Pero volviendo de nuevo a la tierra, se le podrían poner algunos “peros” a esa noche. Quizá el orden de los temas no fue el más acertado, ya que supuso algunos altibajos en el discurso dramático del espectáculo. Es posible que las bases electrónicas que sonaban en algunas de las canciones limitaban bastante la dinámica de la voz y quizá no estuvieran interpretadas o manipuladas con la humanidad que el momento necesitaba. Pero bueno, ahí estaba la guitarra de Raúl Cantizano para compensar. El gran Raúl Cantizano, perfecto escudero de aquella aventura.

Y es que el Niño de Elche, con espíritu quijotesco, se dedica a luchar contra esos molinos que representan las formalidades musicales y nos llega a convencer de que los locos somos nosostros, los demás, por no habernos dado cuenta antes de que a esos gigantes ya les tocaba doblegarse. Merece un gran respeto alguien tan osado que, sin dejar de pisar firme mientras interpreta, es capaz de vapulear muchas de nuestras convenciones y una vez aturdidos, pueda emocionarnos en un lugar inusitado de nuestra mente perpectiva, con gran inteligencia y sensibilidad.

Y el concierto acaba y nos quedamos con la sensación de haber asistido a lo que podría haber sido un show de drag petardo pero que sin embargo nos ha sabido a arte mayúsculo.

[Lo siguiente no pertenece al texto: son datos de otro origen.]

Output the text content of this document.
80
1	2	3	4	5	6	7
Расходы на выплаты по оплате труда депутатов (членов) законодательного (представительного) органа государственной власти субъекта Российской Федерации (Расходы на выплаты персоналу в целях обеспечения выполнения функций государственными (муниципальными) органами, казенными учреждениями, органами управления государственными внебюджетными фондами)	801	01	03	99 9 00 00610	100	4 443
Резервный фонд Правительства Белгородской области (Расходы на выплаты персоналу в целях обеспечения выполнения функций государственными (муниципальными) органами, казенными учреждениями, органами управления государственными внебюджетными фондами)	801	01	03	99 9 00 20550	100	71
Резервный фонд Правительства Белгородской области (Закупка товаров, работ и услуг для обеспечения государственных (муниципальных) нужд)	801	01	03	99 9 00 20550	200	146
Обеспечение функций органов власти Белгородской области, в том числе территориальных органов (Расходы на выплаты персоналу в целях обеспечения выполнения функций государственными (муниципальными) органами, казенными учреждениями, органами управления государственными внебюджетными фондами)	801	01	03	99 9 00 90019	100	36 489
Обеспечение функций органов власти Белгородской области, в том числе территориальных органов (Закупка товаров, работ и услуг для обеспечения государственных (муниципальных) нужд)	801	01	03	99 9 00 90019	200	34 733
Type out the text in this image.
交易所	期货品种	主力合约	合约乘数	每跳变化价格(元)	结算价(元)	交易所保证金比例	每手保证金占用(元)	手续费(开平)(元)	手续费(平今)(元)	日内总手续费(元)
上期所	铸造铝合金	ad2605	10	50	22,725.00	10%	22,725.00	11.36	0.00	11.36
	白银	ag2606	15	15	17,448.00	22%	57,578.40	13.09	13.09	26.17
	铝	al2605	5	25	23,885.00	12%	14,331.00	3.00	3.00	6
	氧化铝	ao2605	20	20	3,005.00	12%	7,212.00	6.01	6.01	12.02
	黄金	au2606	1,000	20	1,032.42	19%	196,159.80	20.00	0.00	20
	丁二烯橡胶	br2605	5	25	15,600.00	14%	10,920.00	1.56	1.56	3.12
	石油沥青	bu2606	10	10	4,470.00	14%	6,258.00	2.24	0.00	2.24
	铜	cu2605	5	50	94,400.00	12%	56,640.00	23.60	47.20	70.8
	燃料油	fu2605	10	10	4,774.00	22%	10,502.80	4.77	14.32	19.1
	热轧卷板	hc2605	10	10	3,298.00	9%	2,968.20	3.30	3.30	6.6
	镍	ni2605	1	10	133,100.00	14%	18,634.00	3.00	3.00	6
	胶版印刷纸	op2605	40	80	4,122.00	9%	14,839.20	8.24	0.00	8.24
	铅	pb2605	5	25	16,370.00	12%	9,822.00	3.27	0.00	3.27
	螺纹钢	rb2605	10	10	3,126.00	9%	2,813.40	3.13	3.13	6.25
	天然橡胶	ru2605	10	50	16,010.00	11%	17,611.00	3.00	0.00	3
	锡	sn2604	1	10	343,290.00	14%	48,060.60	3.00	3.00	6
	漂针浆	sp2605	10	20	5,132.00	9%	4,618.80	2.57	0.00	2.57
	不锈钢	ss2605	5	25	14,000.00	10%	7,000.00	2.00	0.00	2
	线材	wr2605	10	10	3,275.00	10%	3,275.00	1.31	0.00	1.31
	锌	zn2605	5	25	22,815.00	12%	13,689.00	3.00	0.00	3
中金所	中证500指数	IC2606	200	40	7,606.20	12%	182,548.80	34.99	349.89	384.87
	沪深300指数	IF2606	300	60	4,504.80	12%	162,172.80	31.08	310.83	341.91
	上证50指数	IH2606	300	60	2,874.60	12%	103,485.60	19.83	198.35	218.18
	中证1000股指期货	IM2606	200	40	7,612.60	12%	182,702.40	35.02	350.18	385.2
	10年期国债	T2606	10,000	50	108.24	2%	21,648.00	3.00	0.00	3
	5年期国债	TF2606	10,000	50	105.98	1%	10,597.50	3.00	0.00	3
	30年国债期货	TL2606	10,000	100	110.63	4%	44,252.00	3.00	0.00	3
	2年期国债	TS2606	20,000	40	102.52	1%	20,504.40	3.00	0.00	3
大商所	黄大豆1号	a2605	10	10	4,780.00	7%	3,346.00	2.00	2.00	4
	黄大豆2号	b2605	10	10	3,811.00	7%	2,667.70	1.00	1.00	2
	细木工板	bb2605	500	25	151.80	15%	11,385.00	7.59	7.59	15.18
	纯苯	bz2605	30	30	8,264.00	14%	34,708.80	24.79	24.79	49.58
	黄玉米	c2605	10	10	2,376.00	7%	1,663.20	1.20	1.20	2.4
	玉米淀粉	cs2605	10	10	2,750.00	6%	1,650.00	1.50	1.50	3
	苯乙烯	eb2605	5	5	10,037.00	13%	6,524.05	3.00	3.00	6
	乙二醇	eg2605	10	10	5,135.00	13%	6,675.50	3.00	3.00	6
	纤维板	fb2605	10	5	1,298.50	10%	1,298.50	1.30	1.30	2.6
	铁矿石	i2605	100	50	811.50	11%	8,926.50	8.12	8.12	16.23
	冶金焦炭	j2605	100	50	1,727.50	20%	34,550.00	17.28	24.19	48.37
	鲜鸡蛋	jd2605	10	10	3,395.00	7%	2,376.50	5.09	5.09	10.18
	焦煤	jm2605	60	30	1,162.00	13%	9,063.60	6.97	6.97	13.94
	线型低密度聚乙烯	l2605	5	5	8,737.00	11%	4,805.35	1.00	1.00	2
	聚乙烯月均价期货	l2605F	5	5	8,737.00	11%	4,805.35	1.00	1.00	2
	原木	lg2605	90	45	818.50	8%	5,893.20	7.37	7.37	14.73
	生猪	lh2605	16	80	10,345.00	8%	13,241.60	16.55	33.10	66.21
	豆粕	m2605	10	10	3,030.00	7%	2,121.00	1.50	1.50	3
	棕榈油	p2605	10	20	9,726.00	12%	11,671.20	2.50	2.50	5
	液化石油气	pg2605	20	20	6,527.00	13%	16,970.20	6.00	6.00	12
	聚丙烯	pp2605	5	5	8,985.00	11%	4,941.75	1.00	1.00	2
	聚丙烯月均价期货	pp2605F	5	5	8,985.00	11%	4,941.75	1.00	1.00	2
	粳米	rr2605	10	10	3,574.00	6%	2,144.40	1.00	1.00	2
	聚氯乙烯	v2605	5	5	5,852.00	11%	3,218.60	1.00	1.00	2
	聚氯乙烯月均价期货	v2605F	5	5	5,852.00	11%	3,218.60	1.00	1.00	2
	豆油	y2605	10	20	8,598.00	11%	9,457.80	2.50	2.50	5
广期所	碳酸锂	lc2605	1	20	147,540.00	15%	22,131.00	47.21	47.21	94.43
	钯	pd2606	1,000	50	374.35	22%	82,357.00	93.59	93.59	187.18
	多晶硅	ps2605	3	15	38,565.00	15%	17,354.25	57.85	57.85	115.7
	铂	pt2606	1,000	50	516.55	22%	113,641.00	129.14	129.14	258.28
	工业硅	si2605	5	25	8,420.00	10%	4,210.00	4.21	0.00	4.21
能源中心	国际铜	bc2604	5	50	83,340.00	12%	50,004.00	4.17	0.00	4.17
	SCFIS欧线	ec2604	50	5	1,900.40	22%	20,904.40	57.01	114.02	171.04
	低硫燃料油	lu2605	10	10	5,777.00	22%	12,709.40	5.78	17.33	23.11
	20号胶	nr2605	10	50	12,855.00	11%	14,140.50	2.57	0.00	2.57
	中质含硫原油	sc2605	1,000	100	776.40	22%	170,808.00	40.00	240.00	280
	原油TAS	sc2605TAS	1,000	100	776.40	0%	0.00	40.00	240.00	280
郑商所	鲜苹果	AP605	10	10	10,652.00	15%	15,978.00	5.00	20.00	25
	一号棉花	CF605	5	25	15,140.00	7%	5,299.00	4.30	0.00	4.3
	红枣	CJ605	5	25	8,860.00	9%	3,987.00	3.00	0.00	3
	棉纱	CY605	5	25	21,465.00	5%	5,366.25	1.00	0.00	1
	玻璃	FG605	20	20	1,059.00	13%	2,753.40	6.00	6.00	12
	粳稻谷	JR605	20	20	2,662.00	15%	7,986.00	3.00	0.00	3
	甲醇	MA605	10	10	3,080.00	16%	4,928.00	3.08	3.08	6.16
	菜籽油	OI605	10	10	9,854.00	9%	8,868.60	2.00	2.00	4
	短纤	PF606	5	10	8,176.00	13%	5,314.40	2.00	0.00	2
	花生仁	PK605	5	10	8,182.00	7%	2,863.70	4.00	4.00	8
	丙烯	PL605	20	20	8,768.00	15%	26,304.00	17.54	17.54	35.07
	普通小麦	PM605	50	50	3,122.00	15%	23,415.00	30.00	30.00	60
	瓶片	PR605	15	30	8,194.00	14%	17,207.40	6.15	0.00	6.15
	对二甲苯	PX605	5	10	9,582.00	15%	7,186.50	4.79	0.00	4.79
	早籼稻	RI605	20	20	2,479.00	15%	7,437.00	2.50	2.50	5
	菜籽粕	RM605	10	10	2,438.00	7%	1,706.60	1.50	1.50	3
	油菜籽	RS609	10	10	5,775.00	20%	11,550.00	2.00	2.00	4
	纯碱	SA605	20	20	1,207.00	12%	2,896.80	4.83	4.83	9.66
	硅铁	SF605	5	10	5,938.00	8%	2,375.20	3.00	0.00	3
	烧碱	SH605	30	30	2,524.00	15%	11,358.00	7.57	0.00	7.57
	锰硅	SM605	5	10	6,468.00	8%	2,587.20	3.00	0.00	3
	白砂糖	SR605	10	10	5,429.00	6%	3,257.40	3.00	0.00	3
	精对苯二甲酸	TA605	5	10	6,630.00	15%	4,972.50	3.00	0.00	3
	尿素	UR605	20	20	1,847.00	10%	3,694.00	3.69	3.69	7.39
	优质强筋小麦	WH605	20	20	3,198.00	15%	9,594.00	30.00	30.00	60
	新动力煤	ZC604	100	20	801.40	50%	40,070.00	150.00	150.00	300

Y el artista se va, dejando un regusto delicioso y amargo, pareciendo desquitarse del resentimiento de muchos años de incomprensión y desprecio, como diciendo “esto es lo que quería contaros y no me escuchabais”. Despidiéndose de ese desfile de modernos, hipsters y buscadores de tendencias con una sonrisa encandiladora a la que no puedes replicar, aunque sabes que esconde un cariñoso “que os follen”.